The big highlight of 2020 was how the entire Hatch team pulled together in a herculean effort to build, launch, and operate the Labour Exchange in just a matter of weeks. It felt like the early days again and we generated a huge amount of learning from the experience.

Rapid Prototyping

The Exchange provided the team with an opportunity to experiment with low and no code solutions and alternate architectures to rapidly get a product to market. We ended up delivering the Exchange with a mix of Airtable and S3 as backend “UI” and data storage. This has led to us continuing to use Airtable as we started to build Hatch 2.0 later in the year.

Quality vs Speed Experiment

The focus on releasing the Exchange as quickly as possible gave us an unusual opportunity to build product in a very different way to which we normally do and compare the results!

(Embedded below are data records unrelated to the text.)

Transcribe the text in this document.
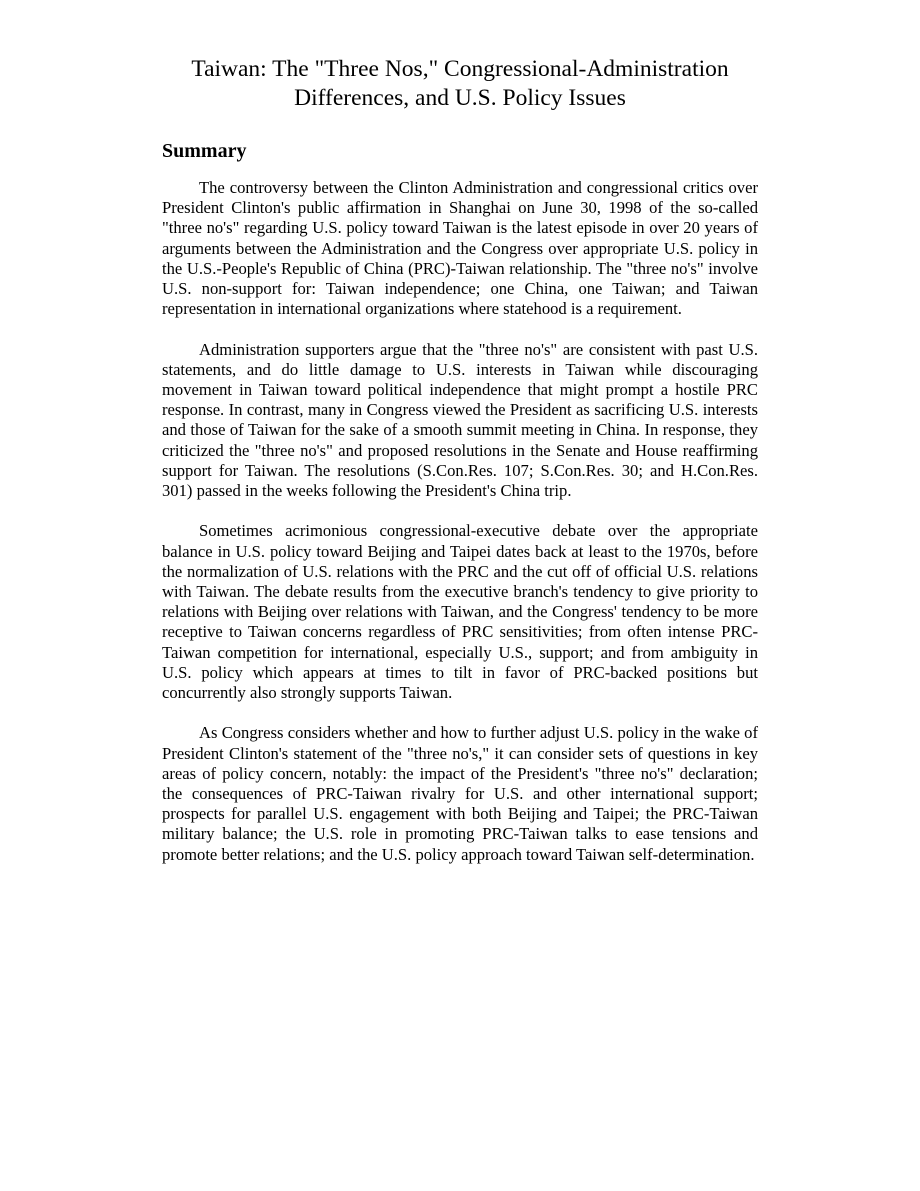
Taiwan: The "Three Nos," Congressional-Administration
Differences, and U.S. Policy Issues
Summary

The controversy between the Clinton Administration and congressional critics over President Clinton's public affirmation in Shanghai on June 30, 1998 of the so-called "three no's" regarding U.S. policy toward Taiwan is the latest episode in over 20 years of arguments between the Administration and the Congress over appropriate U.S. policy in the U.S.-People's Republic of China (PRC)-Taiwan relationship. The "three no's" involve U.S. non-support for: Taiwan independence; one China, one Taiwan; and Taiwan representation in international organizations where statehood is a requirement.

Administration supporters argue that the "three no's" are consistent with past U.S. statements, and do little damage to U.S. interests in Taiwan while discouraging movement in Taiwan toward political independence that might prompt a hostile PRC response. In contrast, many in Congress viewed the President as sacrificing U.S. interests and those of Taiwan for the sake of a smooth summit meeting in China. In response, they criticized the "three no's" and proposed resolutions in the Senate and House reaffirming support for Taiwan. The resolutions (S.Con.Res. 107; S.Con.Res. 30; and H.Con.Res. 301) passed in the weeks following the President's China trip.

Sometimes acrimonious congressional-executive debate over the appropriate balance in U.S. policy toward Beijing and Taipei dates back at least to the 1970s, before the normalization of U.S. relations with the PRC and the cut off of official U.S. relations with Taiwan. The debate results from the executive branch's tendency to give priority to relations with Beijing over relations with Taiwan, and the Congress' tendency to be more receptive to Taiwan concerns regardless of PRC sensitivities; from often intense PRC-Taiwan competition for international, especially U.S., support; and from ambiguity in U.S. policy which appears at times to tilt in favor of PRC-backed positions but concurrently also strongly supports Taiwan.

As Congress considers whether and how to further adjust U.S. policy in the wake of President Clinton's statement of the "three no's," it can consider sets of questions in key areas of policy concern, notably: the impact of the President's "three no's" declaration; the consequences of PRC-Taiwan rivalry for U.S. and other international support; prospects for parallel U.S. engagement with both Beijing and Taipei; the PRC-Taiwan military balance; the U.S. role in promoting PRC-Taiwan talks to ease tensions and promote better relations; and the U.S. policy approach toward Taiwan self-determination.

We didn’t have any CI/CD, we siloed engineers to code areas they were strongest, we limited the amount of collaboration on tech design and we had minimal automated tests although we did keep code reviews.

The result was we delivered customer value the quickest we ever have. We also had more incidents in those few months than we have had in the last 3 years, engineers had no opportunity to develop into other areas -focusing only on their core strengths, code was siloedand quickly became difficult to change and stressful to deploy, and the support and operational load was far higher.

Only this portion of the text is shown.